Wasted Seconds Wasting your precious time since 2009.

14Nov/100

My daughter the game reviewer.

I have a strange habit with video game collecting. Some people collect Atari 2600, or NES, Genesis, whatever system you can think of they collect for it. I don't waste my time with that shit because for a console system I only buy what I plan on playing. I DO however kind of collect those stupid plug and play games. You know the kind. You just shove some batteries in it, hook it to the TV and you're good to go. Now there are some damned good ones out there like ANY of the Sega Genesis based ones, Mortal Kombat, the Namco ones, and of course the venerable Atari Flashback 2. Which it's debatable as to whether or not that is actually a plug and play system since it's literally a reproduction Atari 2600 sans the cartridge slot (which, anyone with some skill with the soldering iron can put one on).

I recently got what you see to the left. Visually ... that's just wrong. But aside from that, NONE of the games on it are any good. But I think that of most of the plug and play games like this. The graphics are halfway decent, but that's about where it ends.

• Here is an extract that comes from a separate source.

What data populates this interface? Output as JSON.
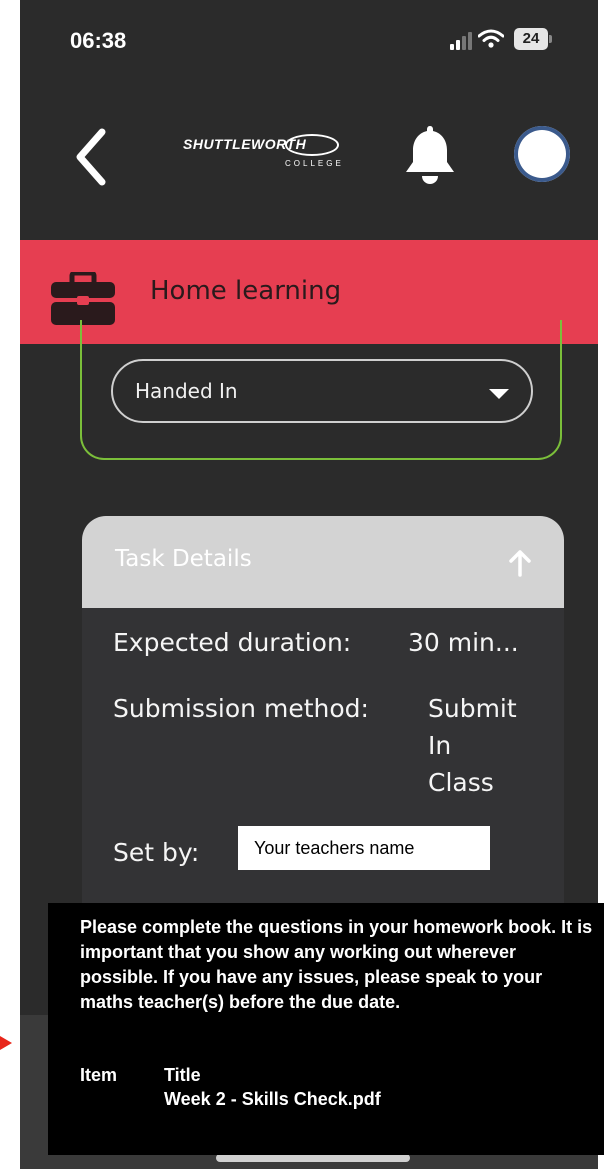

Every time I get one of these, my daughter wants to play it. She's 9, and I've deliberately started her off on a good regiment of Sega Genesis games and old arcade games, along with some select Xbox 360 games that are acceptable for her age. She wanted to play Mortal Kombat however, and that's where I drew the line. Instead I just popped in the Sega Genesis version and didn't bother to put in the blood code. But that's neither here nor there. Now ... she absolutely loves the Spider-Man movies, so when she saw this she automatically wanted to play it. Which is fine by me, hell, this thing was made with kids her age in mind.

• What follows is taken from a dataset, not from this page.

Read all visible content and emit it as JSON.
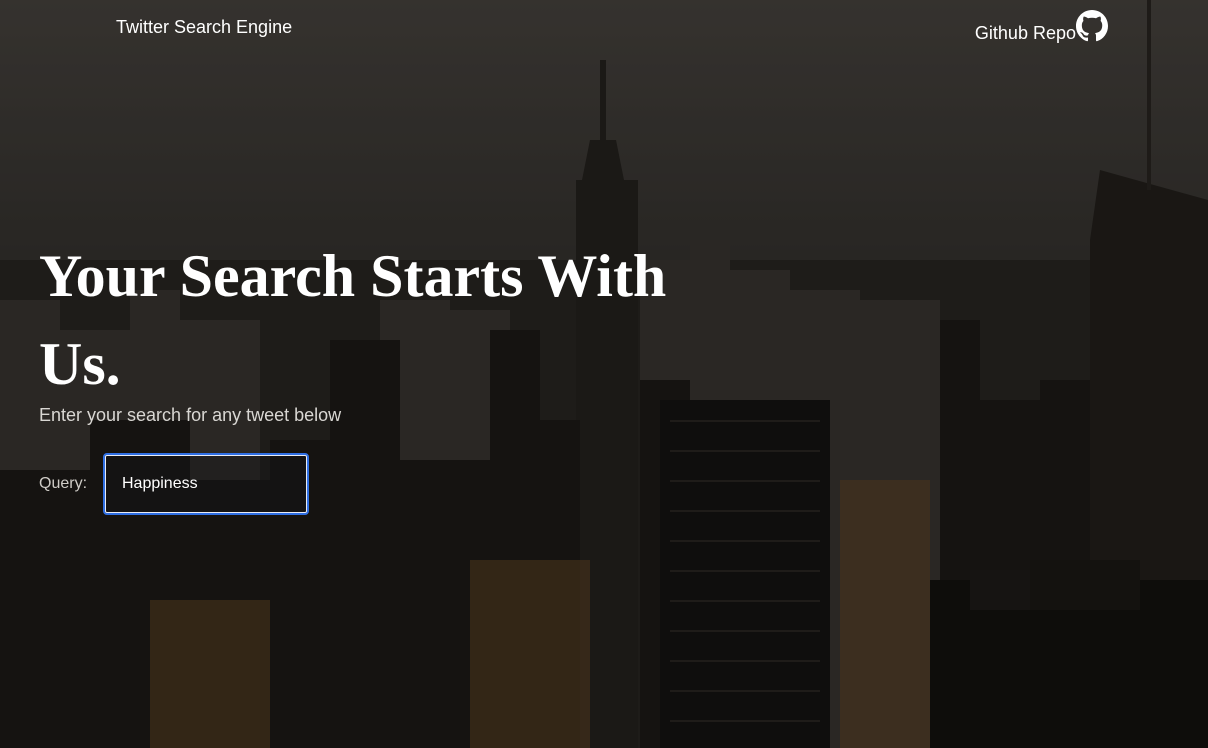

She did what I typically do with these, started running through the different little games it has on it. After about 10 minutes of fighting with  these "games" (well, okay, to it's defense there is a little first person dungeon crawler style game on it that I think is halfway decent) I hear her call from the other room. Here is how the conversation went :

Angela : "Daddy!"
Me : "Yeah baby?"
Angela : "This Spider-Man game sucks."
Me : "I tried to warn ya!"
Angela : "Can I play the Xbox?"
Me : "Sure thing baby-girl!"

So yeah, she's already started reviewing these shit games like her daddy. I couldn't be more proud. Now all she has to do is  turn 26 so she will actually be allowed to listen to my podcast.